One thing we do is get our clients frequently on the phone. We find that the Legal Strategy Session often cuts through the fog. Where we need to do a chunk of written legal work, we’ll do so and let you know that’s what we think is needed. Where we can be more efficient with a call, we’ll tell you that as well.
Many clients come us after having wasted tens of thousands of dollars with other lawyers. Read our testimonials. We’re here to provide a lot more value than the retainer—our business model and Firm policy is to provide at least 3-5 times the value back to you. That’s our model and we’re sticking to it. We’re not trying to sell you on a “cheap retainer” or promise of discounts. We’re here to solve a big hairy problem and get you where you need to go, as efficiently and productively as we can.

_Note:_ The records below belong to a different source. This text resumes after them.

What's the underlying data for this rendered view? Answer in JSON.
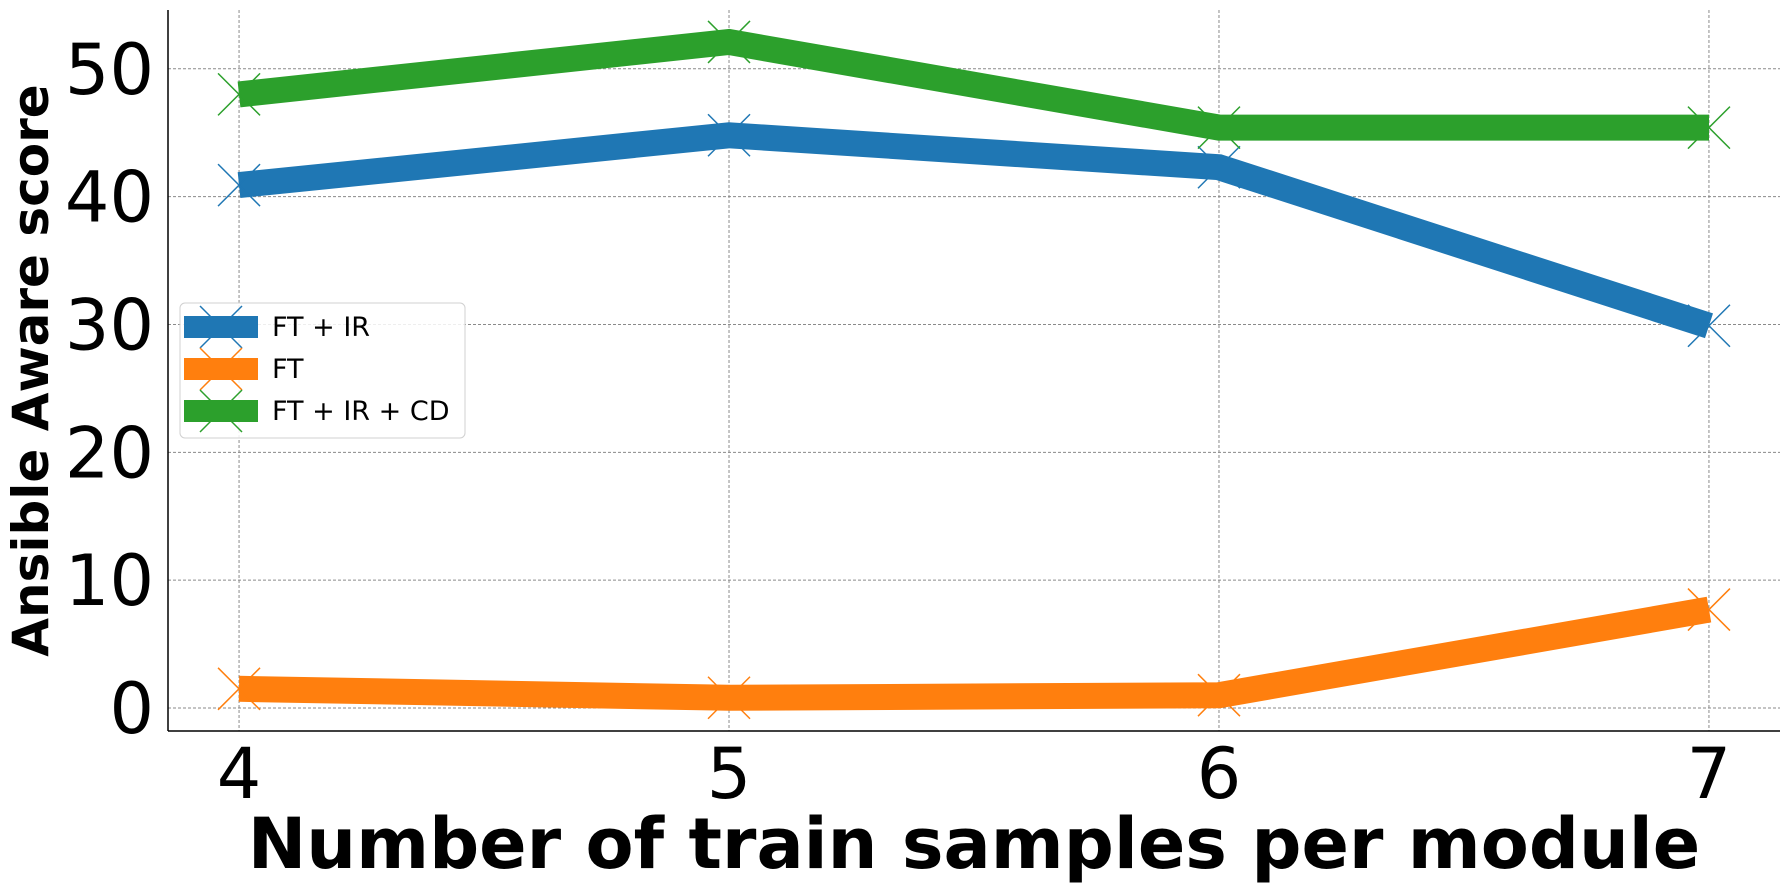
{
  "chart_data": {
    "type": "line",
    "xlabel": "Number of train samples per module",
    "ylabel": "Ansible Aware score",
    "x": [
      4,
      5,
      6,
      7
    ],
    "x_ticks": [
      "4",
      "5",
      "6",
      "7"
    ],
    "y_ticks": [
      "0",
      "10",
      "20",
      "30",
      "40",
      "50"
    ],
    "xlim": [
      3.855,
      7.145
    ],
    "ylim": [
      -1.8,
      54.6
    ],
    "grid": true,
    "legend_position": "center-left",
    "series": [
      {
        "name": "FT + IR",
        "color": "#1f77b4",
        "values": [
          40.9,
          44.8,
          42.3,
          29.9
        ]
      },
      {
        "name": "FT",
        "color": "#ff7f0e",
        "values": [
          1.5,
          0.8,
          1.0,
          7.7
        ]
      },
      {
        "name": "FT + IR + CD",
        "color": "#2ca02c",
        "values": [
          48.0,
          52.1,
          45.4,
          45.4
        ]
      }
    ]
  }
}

Typically, assessing feasibility involves legal and strategic advice, which we provide in the 45-minute consult, in a way that is appropriate to the time we have together there.
The only way to know is to jump into the process. If you want to know more about us and how we work, browse our testimonials, look at our client rolodex, or review our experience on our website.
Work with us and find out how efficient and engaged we are with your business. We like to work with clients for life. It is a deep and trusting relationship.
Michael’s bio is online here. He has written books on healthcare law and policy, taught healthcarelaw as a faculty member at Harvard Medical School, garnered NIH and other medical research grants, and published over 100 articles in legal and medical journals. Michael speaks all over the world on healthcare topics.